Except. We had no fucking clue. We talked about the writing life, we talked about committing ourselves to the noble cause of our art, but we didn’t know anything about the forces that come upon you after graduation, when there are suddenly bills that must be paid and you are, for the first true time, responsible for payment. We didn’t know what it was like to have someone besides yourself care about whether you’ve gotten the milk, whether you’ve mopped the floor, whether you’ve considered what they want to do as you come across the weekend and all you want to do is sleep, but you know you shouldn’t. We had (and many of us admittedly still do not have) no clue about what children ask of you and your time and your ability to even get that weekend sleep, to allow those proteins to fold precisely on the dotted line, as they should, so that when you awake you are a functional human being. Our meals were set out for us, lines of salad food, lines of deli meats, stacks of breads and bagels and buckets of cream cheese and tuna salad, pan-fried meat in strange glazes that we turned up our noses at, we cafeteria vegetarians, reaching for unlimited cereal, hot chocolate mix, ice cream, orange juice, coca cola, overcooked pasta and gloppy red sauces, imperfect, as we saw so clearly, but THERE, no chopping required, no shopping required; all that world asked of us was to partake, three times a day, provided that we got up early enough for breakfast. 

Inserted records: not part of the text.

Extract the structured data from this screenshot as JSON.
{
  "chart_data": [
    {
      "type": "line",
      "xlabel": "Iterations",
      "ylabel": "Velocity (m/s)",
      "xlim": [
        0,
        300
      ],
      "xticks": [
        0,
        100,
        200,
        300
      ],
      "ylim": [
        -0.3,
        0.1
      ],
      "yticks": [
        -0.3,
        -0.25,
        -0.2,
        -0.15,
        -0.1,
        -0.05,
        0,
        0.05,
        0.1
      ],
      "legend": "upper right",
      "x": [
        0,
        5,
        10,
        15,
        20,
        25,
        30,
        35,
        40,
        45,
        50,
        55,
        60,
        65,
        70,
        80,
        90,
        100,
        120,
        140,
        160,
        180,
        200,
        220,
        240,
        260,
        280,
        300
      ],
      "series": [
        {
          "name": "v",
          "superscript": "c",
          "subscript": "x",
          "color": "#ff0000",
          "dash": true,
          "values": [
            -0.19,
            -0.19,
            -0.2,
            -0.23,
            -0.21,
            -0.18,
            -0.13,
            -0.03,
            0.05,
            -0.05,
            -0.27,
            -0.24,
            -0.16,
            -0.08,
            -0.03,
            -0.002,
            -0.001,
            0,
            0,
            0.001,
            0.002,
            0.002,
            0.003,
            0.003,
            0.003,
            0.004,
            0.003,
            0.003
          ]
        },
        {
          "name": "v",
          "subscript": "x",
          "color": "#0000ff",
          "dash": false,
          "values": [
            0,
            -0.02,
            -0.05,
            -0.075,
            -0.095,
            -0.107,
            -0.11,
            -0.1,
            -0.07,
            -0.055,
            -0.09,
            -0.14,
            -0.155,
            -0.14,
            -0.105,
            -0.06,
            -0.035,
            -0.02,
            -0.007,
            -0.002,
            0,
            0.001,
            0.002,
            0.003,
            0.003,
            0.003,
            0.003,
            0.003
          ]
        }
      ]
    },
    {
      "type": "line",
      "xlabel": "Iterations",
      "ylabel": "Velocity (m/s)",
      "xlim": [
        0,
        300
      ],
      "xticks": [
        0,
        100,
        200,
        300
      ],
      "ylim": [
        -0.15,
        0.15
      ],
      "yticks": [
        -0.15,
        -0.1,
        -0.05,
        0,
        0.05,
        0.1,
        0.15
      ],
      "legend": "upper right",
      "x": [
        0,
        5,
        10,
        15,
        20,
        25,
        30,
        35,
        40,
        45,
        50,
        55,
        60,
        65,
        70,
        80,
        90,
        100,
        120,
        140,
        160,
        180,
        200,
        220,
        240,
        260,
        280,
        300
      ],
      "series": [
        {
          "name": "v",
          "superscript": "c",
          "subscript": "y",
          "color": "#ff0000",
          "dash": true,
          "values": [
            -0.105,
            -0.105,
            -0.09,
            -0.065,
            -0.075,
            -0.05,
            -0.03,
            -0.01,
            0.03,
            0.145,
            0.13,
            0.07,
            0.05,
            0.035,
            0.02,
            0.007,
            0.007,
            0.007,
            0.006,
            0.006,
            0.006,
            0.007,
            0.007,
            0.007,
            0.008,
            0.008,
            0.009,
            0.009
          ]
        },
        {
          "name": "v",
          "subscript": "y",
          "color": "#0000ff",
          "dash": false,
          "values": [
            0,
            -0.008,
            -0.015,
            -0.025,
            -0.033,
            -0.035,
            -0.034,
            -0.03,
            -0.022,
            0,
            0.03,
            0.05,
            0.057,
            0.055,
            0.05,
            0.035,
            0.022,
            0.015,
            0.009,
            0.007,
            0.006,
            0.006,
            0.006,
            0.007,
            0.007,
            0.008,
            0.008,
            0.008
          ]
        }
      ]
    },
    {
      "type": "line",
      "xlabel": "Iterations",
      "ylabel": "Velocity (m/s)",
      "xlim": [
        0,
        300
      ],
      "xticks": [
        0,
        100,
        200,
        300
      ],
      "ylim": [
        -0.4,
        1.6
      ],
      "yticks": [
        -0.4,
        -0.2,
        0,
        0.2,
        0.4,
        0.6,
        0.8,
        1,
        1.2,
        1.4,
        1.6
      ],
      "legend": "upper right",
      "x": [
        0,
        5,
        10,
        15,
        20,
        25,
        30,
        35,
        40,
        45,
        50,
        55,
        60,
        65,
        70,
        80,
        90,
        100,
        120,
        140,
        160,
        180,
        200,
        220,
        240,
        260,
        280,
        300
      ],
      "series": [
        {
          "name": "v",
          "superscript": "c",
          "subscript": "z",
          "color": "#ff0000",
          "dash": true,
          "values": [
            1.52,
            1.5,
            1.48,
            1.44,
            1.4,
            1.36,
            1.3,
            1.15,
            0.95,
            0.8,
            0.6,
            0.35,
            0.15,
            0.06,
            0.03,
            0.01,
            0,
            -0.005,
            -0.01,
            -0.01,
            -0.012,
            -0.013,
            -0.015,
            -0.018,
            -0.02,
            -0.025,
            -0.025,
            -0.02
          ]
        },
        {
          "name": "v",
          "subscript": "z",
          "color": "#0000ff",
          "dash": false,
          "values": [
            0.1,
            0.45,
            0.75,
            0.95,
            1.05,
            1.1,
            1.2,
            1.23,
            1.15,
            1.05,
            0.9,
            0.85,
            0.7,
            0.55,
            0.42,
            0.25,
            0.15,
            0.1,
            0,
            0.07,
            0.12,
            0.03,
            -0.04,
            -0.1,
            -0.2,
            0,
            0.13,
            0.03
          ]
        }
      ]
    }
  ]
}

But the image of the mustard stayed with me. I promised myself then that I would never fall victim to its siren call. But I didn’t know—how could I know?—that there were things more attractive than mustard. There was the job, not quite art, but emotionally demanding and largely fulfilling. There was the idea of the ideal community you should create with your friends post-college, of even how many friends you should have, and how many of them should brew beer and make worm bins and throw all-local dinner parties--don’t all your college friends of friends have friends like that? What’s the matter with you? There was the call of official recognition, the kind that comes so easily in the academic world and so rarely, infrequently, when you are no longer there, and it makes you want to go back, and don’t certain kinds of lawyers achieve certain kinds of social good? There was, is always, the allure of the shock of pavement or trail on my sneakers and knees that keeps me sane (and isn’t sanity worth nearly all of its weight in gold?). And these things are important, but it falls to us only now, ten years on, to decide how important they really are.

And so I thank you, my professor. You were probably sitting there in class snickering behind your entirely-appropriate look of literary satisfaction and intellectual enjoyment. You were training us, I suspect, planting the seeds of ideas that didn’t matter much then, didn’t mean nearly as much to us as we thought they did, but they’ve stuck, at least in my mind. I take out my copy of Mary Oliver now, and I laugh when I can at my freshman year marginalia, at what I thought I knew. With several bumps in the road, I continue to write, and I continue, now that I have some idea of what it actually means, to commit myself, over and over (because so often I forget), to a writing life.